The Demonstration

Imagine for a second that some strange man visited you and told you that you could go back in time to ancient Greece. You could bring anything you wanted or needed with you, and there would be no penalties for your mucking about with history, also, people everywhere would understand whatever you said and you would understand whatever they said. How would it go?
I think, if it were me, it would go something like this…

——

It was only after I stepped outside that I realized what these people thought of me. Here I was, in some weird contraption that had just materialized in the middle of the Athenian Senate, stepping out and looking at the crowd. They could see that I was the same as them, but I wore different clothes – strange clothes, really. A shirt displaying some alien symbology and words (or just a band logo, but they probably didn’t know what a band was, let alone who The Who were), strange blue pants, and these strange contrivances enclosing my feet. The response was stunned silence, until a man who appeared to be of some importance stood and spoke. He did try to sound authoritative, but I can understand how hard it must have been for him: “Who are you?”

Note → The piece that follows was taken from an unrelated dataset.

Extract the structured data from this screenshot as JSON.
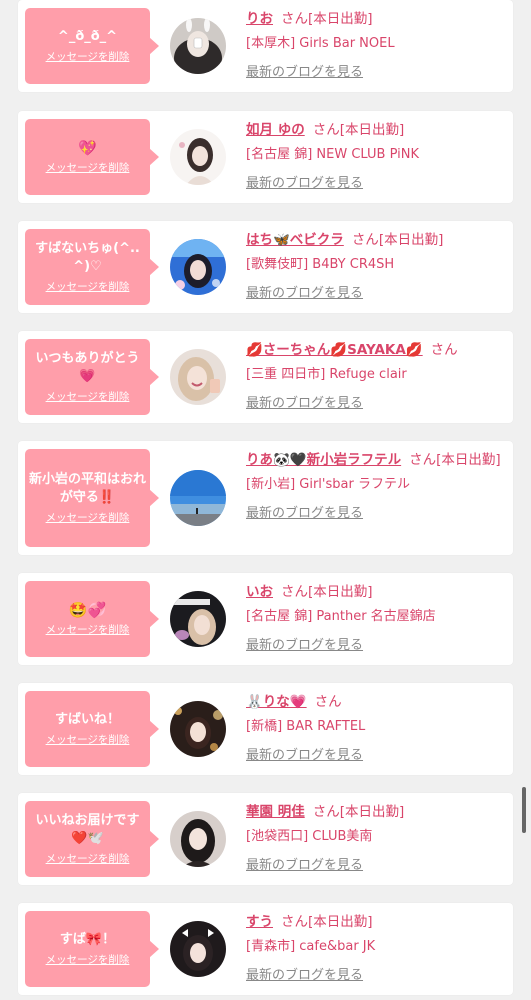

I was taken aback for a moment – this was Greece, after all, they didn’t speak English – then my science-fiction suspension of disbelief set in. I could understand them, and if my science fiction was correct then universal translators worked both ways, meaning that even though my English wouldn’t exist for another 2000 years or so they would have no trouble understanding me. I started for a moment, then stopped. Who, indeed, was I?

I didn’t need to answer yet: “He must be a god!” another proclaimed.

I looked straight at the man who had stood to say such a thing. “Really? I never knew that.”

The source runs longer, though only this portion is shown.